Vu de Bretagne, ce débat n’a rien d’abstrait. La France n’est pas épargnée. Les lois encadrant la parole n’y cessent de s’accumuler. Les poursuites pour des propos tenus dans des cercles restreints, parfois privés, se multiplient. Le cas de Jean-Eudes Gannat, poursuivi pour avoir simplement montré une scène ordinaire de la vie quotidienne, en est une illustration frappante. Il n’y avait ni insulte, ni appel, ni commentaire. Il y avait un fait, et le fait est devenu suspect.

L’Europe semble engagée dans une étrange fuite en avant. Incapables de résoudre les tensions qu’elles ont contribué à créer, nos élites déplacent le conflit vers le langage. On ne gouverne plus le réel, on gouverne la manière d’en parler. Carl Schmitt notait qu’un régime politique se définit par la désignation de l’ennemi. Dans l’Europe contemporaine, l’ennemi n’est plus extérieur. Il est intérieur, diffus, verbal.

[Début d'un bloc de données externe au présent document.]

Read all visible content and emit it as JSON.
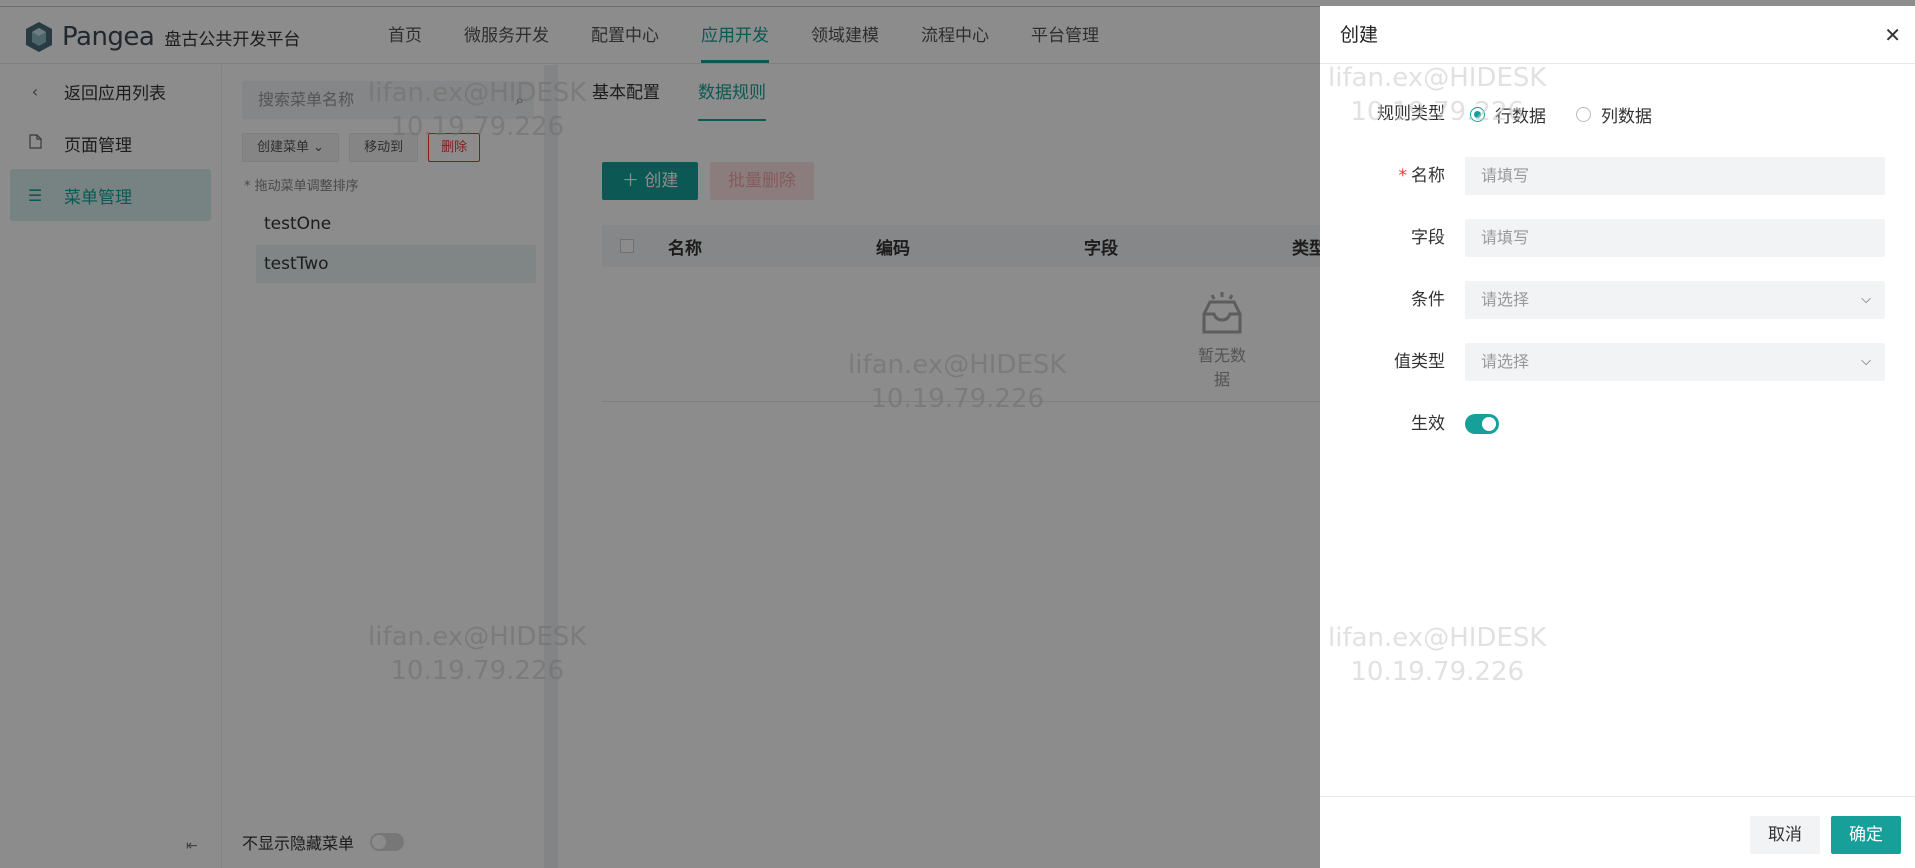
{
  "header": {
    "brand": "Pangea",
    "platform": "盘古公共开发平台",
    "nav": [
      "首页",
      "微服务开发",
      "配置中心",
      "应用开发",
      "领域建模",
      "流程中心",
      "平台管理"
    ],
    "active_nav": "应用开发"
  },
  "sidebar": {
    "items": [
      {
        "label": "返回应用列表",
        "icon": "chevron-left-icon"
      },
      {
        "label": "页面管理",
        "icon": "file-icon"
      },
      {
        "label": "菜单管理",
        "icon": "list-icon"
      }
    ],
    "active": "菜单管理"
  },
  "menu_panel": {
    "search_placeholder": "搜索菜单名称",
    "create_menu": "创建菜单",
    "move_to": "移动到",
    "delete": "删除",
    "drag_hint": "* 拖动菜单调整排序",
    "items": [
      "testOne",
      "testTwo"
    ],
    "selected": "testTwo",
    "hide_toggle_label": "不显示隐藏菜单"
  },
  "content": {
    "tabs": [
      "基本配置",
      "数据规则"
    ],
    "active_tab": "数据规则",
    "create_button": "创建",
    "bulk_delete_button": "批量删除",
    "columns": [
      "名称",
      "编码",
      "字段",
      "类型"
    ],
    "empty_text": "暂无数据"
  },
  "watermark": {
    "user": "lifan.ex@HIDESK",
    "ip": "10.19.79.226"
  },
  "drawer": {
    "title": "创建",
    "rule_type_label": "规则类型",
    "rule_type_options": [
      "行数据",
      "列数据"
    ],
    "rule_type_selected": "行数据",
    "name_label": "名称",
    "name_placeholder": "请填写",
    "field_label": "字段",
    "field_placeholder": "请填写",
    "condition_label": "条件",
    "condition_placeholder": "请选择",
    "value_type_label": "值类型",
    "value_type_placeholder": "请选择",
    "enabled_label": "生效",
    "enabled": true,
    "cancel": "取消",
    "confirm": "确定"
  },
  "colors": {
    "accent": "#16a099",
    "danger": "#e33333"
  }
}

Le contraste avec les États-Unis devient chaque jour plus cruel. Là-bas, après des années de censure sociale et numérique, la liberté d’expression est redevenue un étendard politique assumé. Ici, en Europe, l’arsenal des lois liberticides continue de s’étoffer, au nom de la protection, de l’apaisement, de la cohésion. La récente condamnation à de la prison ferme d’un nationaliste flamand pour des propos tenus dans un forum privé marque un seuil inquiétant. Il ne s’agit plus de prévenir la violence, mais de punir la dissidence verbale.

En regardant la tribune de pierre de Tréminou, on mesure le chemin parcouru. Autrefois, on élevait la parole pour qu’elle soit entendue de tous. Aujourd’hui, on l’abaisse, on la surveille, on la soupçonne. La pierre est restée. La voix, elle, s’étouffe.